1. Es ist anerkannt, dass der Kläger grundsätzlich nicht gehalten ist, seine Klage in eine Leistungs- und in eine Feststellungsklage aufzuspalten, wenn bei Klageerhebung ein Teil des Schadens schon entstanden, die Entstehung weiteren Schadens aber noch zu erwarten ist.
Zwar fehlt grundsätzlich das Feststellungsinteresse, wenn der Kläger dasselbe Ziel mit einer Klage auf Leistung erreichen kann. Es besteht jedoch keine allgemeine Subsidiarität der Feststellungsklage gegenüber der Leistungsklage. Vielmehr ist eine Feststellungsklage trotz der Möglichkeit, Leistungsklage zu erheben, zulässig, wenn die Durchführung des Feststellungsverfahrens unter dem Gesichtspunkt der Prozesswirtschaftlichkeit zu einer sinnvollen und sachgemäßen Erledigung der aufgetretenen Streitpunkte führt.
Dementsprechend ist in der Rechtsprechung anerkannt, dass dann, wenn eine Schadensentwicklung noch nicht abgeschlossen ist, der Kläger in vollem Umfang Feststellung der Ersatzpflicht begehren kann […].
2. So liegt es [...] hier. Es hat einen Schadensersatzanspruch des Klägers […] bejaht, nach Klageerhebung eingetretene Schäden und Zukunftsschäden für möglich gehalten und insoweit der Feststellungsklage stattgegeben. Dann aber durfte es hinsichtlich des etwaig vor Klageerhebung entstandenen (Teil-)Schadens die Feststellungsklage nicht mangels Feststellungsinteresses des Klägers abweisen.

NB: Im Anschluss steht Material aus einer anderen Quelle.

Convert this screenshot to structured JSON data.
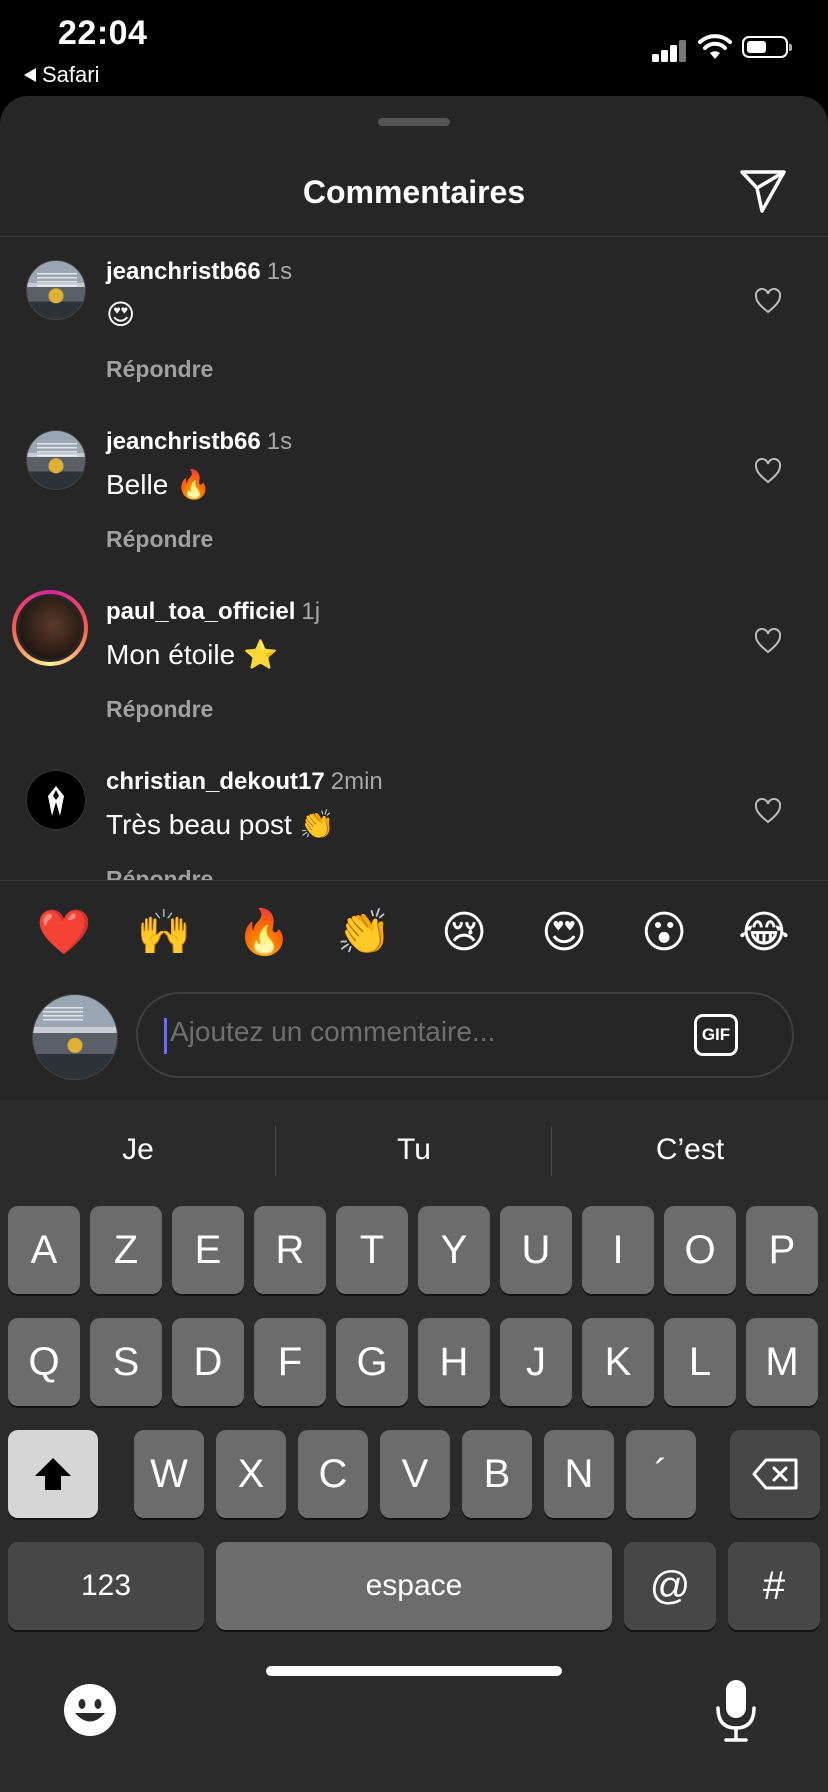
{
  "status_bar": {
    "time": "22:04",
    "back_app": "Safari"
  },
  "sheet": {
    "title": "Commentaires"
  },
  "comments": [
    {
      "username": "jeanchristb66",
      "time": "1s",
      "text": "😍",
      "reply": "Répondre"
    },
    {
      "username": "jeanchristb66",
      "time": "1s",
      "text": "Belle 🔥",
      "reply": "Répondre"
    },
    {
      "username": "paul_toa_officiel",
      "time": "1j",
      "text": "Mon étoile ⭐️",
      "reply": "Répondre"
    },
    {
      "username": "christian_dekout17",
      "time": "2min",
      "text": "Très beau post 👏",
      "reply": "Répondre"
    }
  ],
  "emoji_bar": [
    "❤️",
    "🙌",
    "🔥",
    "👏",
    "😢",
    "😍",
    "😮",
    "😂"
  ],
  "composer": {
    "placeholder": "Ajoutez un commentaire...",
    "gif_label": "GIF"
  },
  "keyboard": {
    "predictions": [
      "Je",
      "Tu",
      "C’est"
    ],
    "row1": [
      "A",
      "Z",
      "E",
      "R",
      "T",
      "Y",
      "U",
      "I",
      "O",
      "P"
    ],
    "row2": [
      "Q",
      "S",
      "D",
      "F",
      "G",
      "H",
      "J",
      "K",
      "L",
      "M"
    ],
    "row3": [
      "W",
      "X",
      "C",
      "V",
      "B",
      "N",
      "´"
    ],
    "numbers_label": "123",
    "space_label": "espace",
    "at_label": "@",
    "hash_label": "#"
  },
  "colors": {
    "sheet_bg": "#262626",
    "keyboard_bg": "#2b2b2b",
    "key": "#6c6c6c",
    "caret": "#6b6bff"
  }
}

Entgegen der Ansicht der Revisionserwiderung steht dem nicht entgegen, dass einzelne Schadenspositionen bei Klageerhebung bereits bezifferbar und die diesen zugrunde liegenden Sachverhalte bereits abgeschlossen gewesen sein mögen.
Ein Feststellungsantrag erfasst den gesamten dem Kläger entstandenen Schaden, auch solche Positionen, die – aus welchem Grund auch immer – nicht mit der Leistungsklage geltend gemacht und auch nicht zur Begründung des Feststellungsantrags konkretisiert wurden […]. Einzelne bei Klageerhebung bereits entstandene Schadenspositionen stellen daher lediglich einen Schadensteil im obigen Sinne dar.“
Anmerkung
Der Fall verdeutlicht, dass es eine allgemeine Subsidiarität der Feststellungsklage nicht gibt, sondern das Feststellungsinteresse jeweils im Einzelfall genau zu prüfen ist. Nur bei insgesamt abgeschlossenem Schadensverlauf und Bezifferbarkeit sämtlicher Schadenspositionen entfällt das Feststellungsinteresse.
Soweit die Schadensentwicklung noch nicht (vollständig) abgeschlossen ist (und erst recht, wenn eine Vollstreckung eher nicht notwendig sein wird), dürfte vielfach eine Feststellungsklage sogar zweckmäßiger sein, weil deren Streitwert geringer ist. Und eine solche Feststellungsklage bleibt auch dann zulässig, wenn der Schaden im Laufe des Rechtsstreits (vollständig) bezifferbar wird (s. nur BGH, Urteil vom 29.06.2011 – VIII ZR 212/08).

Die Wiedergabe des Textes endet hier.